Burning trash in barrels:
You wrote in the book, “I have a study conducted by the American Chemical Society found a family of four burning trash in a barrel, in their backyard, can potentially put as much dioxins and furans into the air as a well-controlled municipal waste incentive incinerator serving 10s of 1000s of households.” Who’s burning trash?
“I’m a mountain biker, and I bike my area quite often. It’s unmistakable when somebody’s burning trash, and it happens all the time out in the rural areas where people just have a burn barrel. It’s what they’ve always done. And anything that has a BTU value, plastic being the primary means, plastic burns great when you’ve got a burn barrel going. The problem is that the emissions are completely and utterly uncontrolled, and they don’t realize the pollutants they’re emitting.”
Chasing arrows:
How do we deal with the lies the plastic industry presents?
“The lie is by default, that something should be recyclable because it’s got the chasing arrows on it, right? That’s problem number one. This is why I go back to that idea of the infrastructure. What limits plastic recycling, for instance, is the space considerations that I have. If I were to say, go after number three plastic, LDPE, low-density polyethylene, it would take me well over a year to generate enough plastic to possibly make a bale of this material. Just one bale. Every time we process anything at the recycling center, we always use the equivalent of what we call a Gaylord container.

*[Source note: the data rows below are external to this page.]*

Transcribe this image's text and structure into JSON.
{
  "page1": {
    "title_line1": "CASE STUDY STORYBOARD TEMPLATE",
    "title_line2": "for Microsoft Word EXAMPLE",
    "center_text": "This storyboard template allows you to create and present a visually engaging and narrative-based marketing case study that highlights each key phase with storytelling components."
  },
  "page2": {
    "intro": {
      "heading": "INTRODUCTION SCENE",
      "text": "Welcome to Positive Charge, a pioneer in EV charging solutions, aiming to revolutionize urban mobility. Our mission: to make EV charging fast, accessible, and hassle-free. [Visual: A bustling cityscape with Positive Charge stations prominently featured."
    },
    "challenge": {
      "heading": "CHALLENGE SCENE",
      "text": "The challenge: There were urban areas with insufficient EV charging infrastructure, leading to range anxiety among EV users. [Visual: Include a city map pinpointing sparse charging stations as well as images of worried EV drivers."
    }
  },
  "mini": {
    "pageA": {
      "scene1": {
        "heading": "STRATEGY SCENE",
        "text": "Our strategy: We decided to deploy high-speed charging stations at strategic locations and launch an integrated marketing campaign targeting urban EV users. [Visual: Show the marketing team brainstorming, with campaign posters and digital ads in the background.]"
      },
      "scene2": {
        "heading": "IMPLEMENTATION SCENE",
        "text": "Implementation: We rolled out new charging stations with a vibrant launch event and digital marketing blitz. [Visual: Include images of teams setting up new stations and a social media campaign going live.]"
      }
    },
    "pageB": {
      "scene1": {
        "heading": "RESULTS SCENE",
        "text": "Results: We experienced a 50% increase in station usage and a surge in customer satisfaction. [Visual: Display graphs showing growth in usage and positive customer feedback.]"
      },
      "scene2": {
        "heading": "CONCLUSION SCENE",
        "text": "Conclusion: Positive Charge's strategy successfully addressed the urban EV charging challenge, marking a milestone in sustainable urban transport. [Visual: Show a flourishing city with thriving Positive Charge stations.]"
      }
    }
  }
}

A Gaylord is a three-foot by three-foot by three-foot cardboard box. Some of them can be made of plastic these days. We need 40 of those things to make a bale. Because low-density polyethylene number three is an extremely specialized plastic. It just would take me forever to accumulate enough. So where am I going to store these 40 bins of material to make that one bale? And then I’m 24 bales short of a full load at that point, and I don’t have the luxury of affording that. That’s why the solution to this problem is the scale and the volume. If Keene becomes a transfer station, say, where the entire waste stream is collected and sent to these advanced processing facilities, then it’s perfectly feasible to take all these plastic grades and start to get after them, to pull them out of that waste stream, just like every other commodity that’s in the waste stream. That’s the problem for a town like Keene, we just don’t have the scale necessary to successfully divert that material and then market that material. That’s our problem. And that’s why I’m suggesting that the infrastructure is the solution to this because then those things can be economically diverted.”